Located about five hours’ drive time away in Big Sur’s Ventana Wilderness, Tassajara is a working, Soto Zen monastery affiliated with the San Francisco Zen Center. Each summer, Tassajara opens its doors for public programs, which include yoga weekends, cooking classes and wilderness excursions. Guests stay in beautifully appointed—and lit-by-kerosene-lamp—cabins and yurts; my girlfriend and I enjoyed a newly renovated bungalow on the creek that runs through the middle of the property.

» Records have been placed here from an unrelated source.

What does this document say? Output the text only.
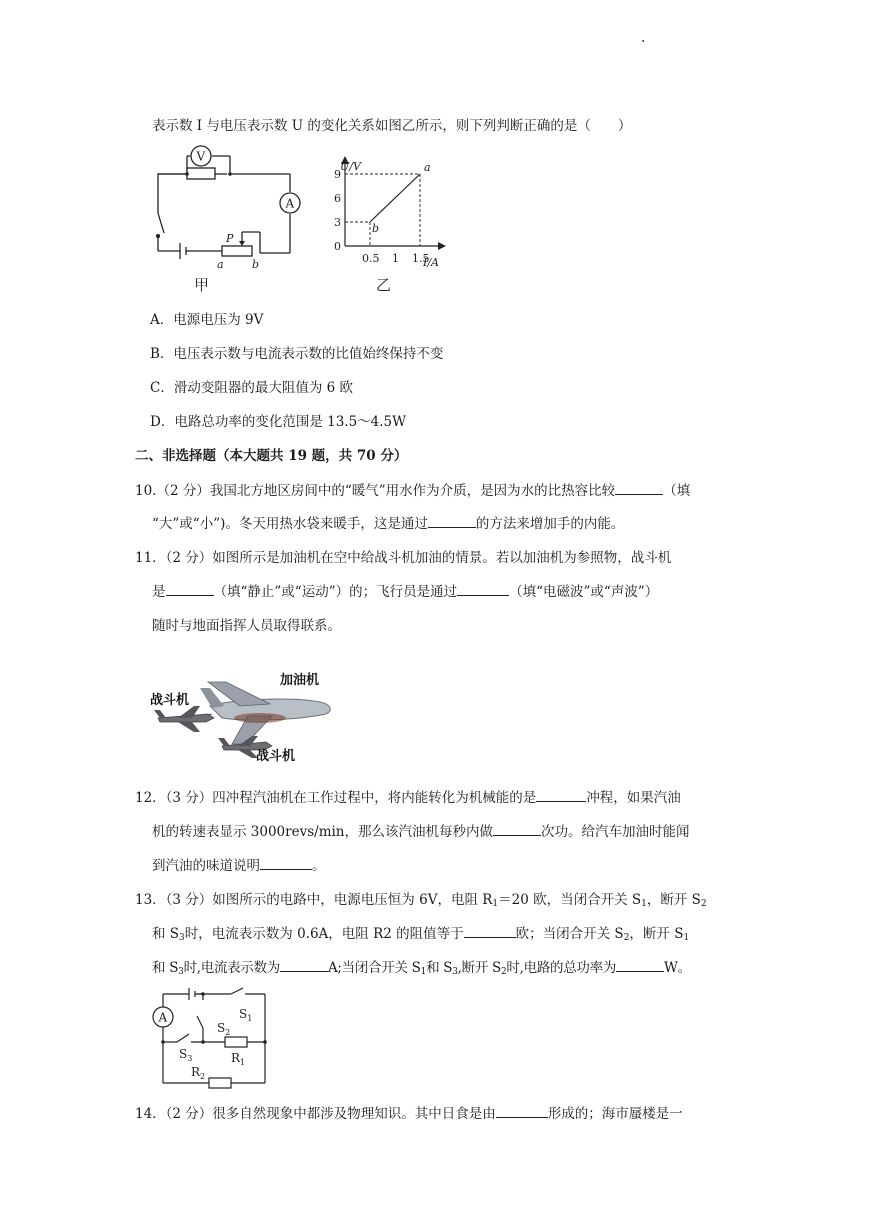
.
表示数 I 与电压表示数 U 的变化关系如图乙所示，则下列判断正确的是（　　）
V
A
P
a	b
甲
U/V
I/A
乙
0.5 1 1.5
0
3
6
9
b
a
A．电源电压为 9V
B．电压表示数与电流表示数的比值始终保持不变
C．滑动变阻器的最大阻值为 6 欧
D．电路总功率的变化范围是 13.5～4.5W
二、非选择题（本大题共 19 题，共 70 分）
10.（2 分）我国北方地区房间中的“暖气”用水作为介质，是因为水的比热容比较	（填
“大”或“小”)。冬天用热水袋来暖手，这是通过	的方法来增加手的内能。
11．（2 分）如图所示是加油机在空中给战斗机加油的情景。若以加油机为参照物，战斗机
是	（填“静止”或“运动”）的；飞行员是通过	（填“电磁波”或“声波”）
随时与地面指挥人员取得联系。
加油机
战斗机
战斗机
12．（3 分）四冲程汽油机在工作过程中，将内能转化为机械能的是	冲程，如果汽油
机的转速表显示 3000revs/min，那么该汽油机每秒内做	次功。给汽车加油时能闻
到汽油的味道说明	。
13．（3 分）如图所示的电路中，电源电压恒为 6V，电阻 $R_1=20$ 欧，当闭合开关 $S_1$，断开 $S_2$
和 $S_3$时，电流表示数为 0.6A，电阻 R2 的阻值等于	欧；当闭合开关 $S_2$，断开 $S_1$
和 $S_3$时,电流表示数为	A;当闭合开关 $S_1$和 $S_3$,断开 $S_2$时,电路的总功率为	W。
A	$S_1$
$S_2$
$S_3$	$R_1$
$R_2$
14．（2 分）很多自然现象中都涉及物理知识。其中日食是由	形成的；海市蜃楼是一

Unlike those of lush, Dionysian Esalen—with whom Tassajara shares a friendly relationship—the grounds of the Mountain Center are serene, even austere. The compact layout of the property is bookended by monks’ housing at one end and a newly built “green” retreat center at the other. The monastery’s stately zendo—where group meditation and evening dharma talks are held—rises from the center of the property, providing anchor to the surrounding, low-lying buildings. 

If you’re not participating in a public program, your days are left open for hiking the numerous trails running through the property, taking long soaks in the mineral springs-fed bathhouse, or partaking in prolonged contemplation in a thoroughly WiFi-free environment. On our second afternoon there, program director David Zimmerman suggested that I take a walk down through “The Narrows,” a riverside trail where, as he put it, “you might have to slip off your shoes once or twice.” 

To make a long story short, my hiking companion and I went, unintentionally, a little off-trail. Ok, a lot. Several waist-deep river crossings and one six-inch-long gash in my calf later, we had pushed the retreat experience a little further into adventure territory than expected. I wondered, only half-jokingly, whether Zimmerman had sent us on the hike as some kind of Zen-koan Ultimate Challenge. 

Which wouldn’t necessarily be out of character—in 2008, Zimmerman and four fellow monks remained on property while that summer’s Big Sur wildfires raged through the valley. Encouraged by local fire agencies to evacuate, the monks decided instead to hold their ground, pumping water from the creek to fend off the flames. The account of their heroic vigil forms the basis of Fire Monks, a just published page-turner that shows, at the risk of sounding flip, just how bad-ass Zen monks can be.      

I’d be remiss if I didn’t say something—or a lot—about the food. Speaking as a veteran of many retreat centers’ mess halls, the Tassajara kitchen is a revelation. Which shouldn’t be a surprise; after all, the San Francisco Zen Center operates San Francisco’s renowned Greens vegetarian restaurant, and the Tassajara Bread Book has been a perennial bestseller since its original publication in 1970. Suffice it to say that Una Pizza Napoletana can’t hold a candle to the pizza coming out of these ovens, and the lusty, decidedly non-ascetic lemon bars would have made my grandmother weep.

Trying to describe what happens internally at a spiritual retreat center is a tricky business. To say that one leaves “refreshed” or “relaxed” can diminish the subtle shifts—in perception, in sensitivity—that can occur. At Tassajara, these shifts seem to be the direct result of being in close proximity to the monks’ meditation practice, which is elegant and orthodox without seeming over-serious. Each mealtime, we would hear long, spontaneous roars of laughter coming from the monks’ separate mess hall, indicating that spiritual devotion and rollicking joy are hardly mutually exclusive. 

Making the trip to Tassajara is not a casual affair. The last one-and-a-half hours of the car journey, through a winding one-way mountain road, will rattle your bones and nerves. But it’s worth it—there are many public programs left this guest season, and plenty of room for personal retreat. If you want to meet David Zimmerman and the other Fire Monks, they’ll be at the City Center this Thursday night, signing copies of the new book and previewing an in-progress documentary about the fire. You’ll be inspired; you’ll be stimulated; there’s also a good chance you’ll laugh all the way home.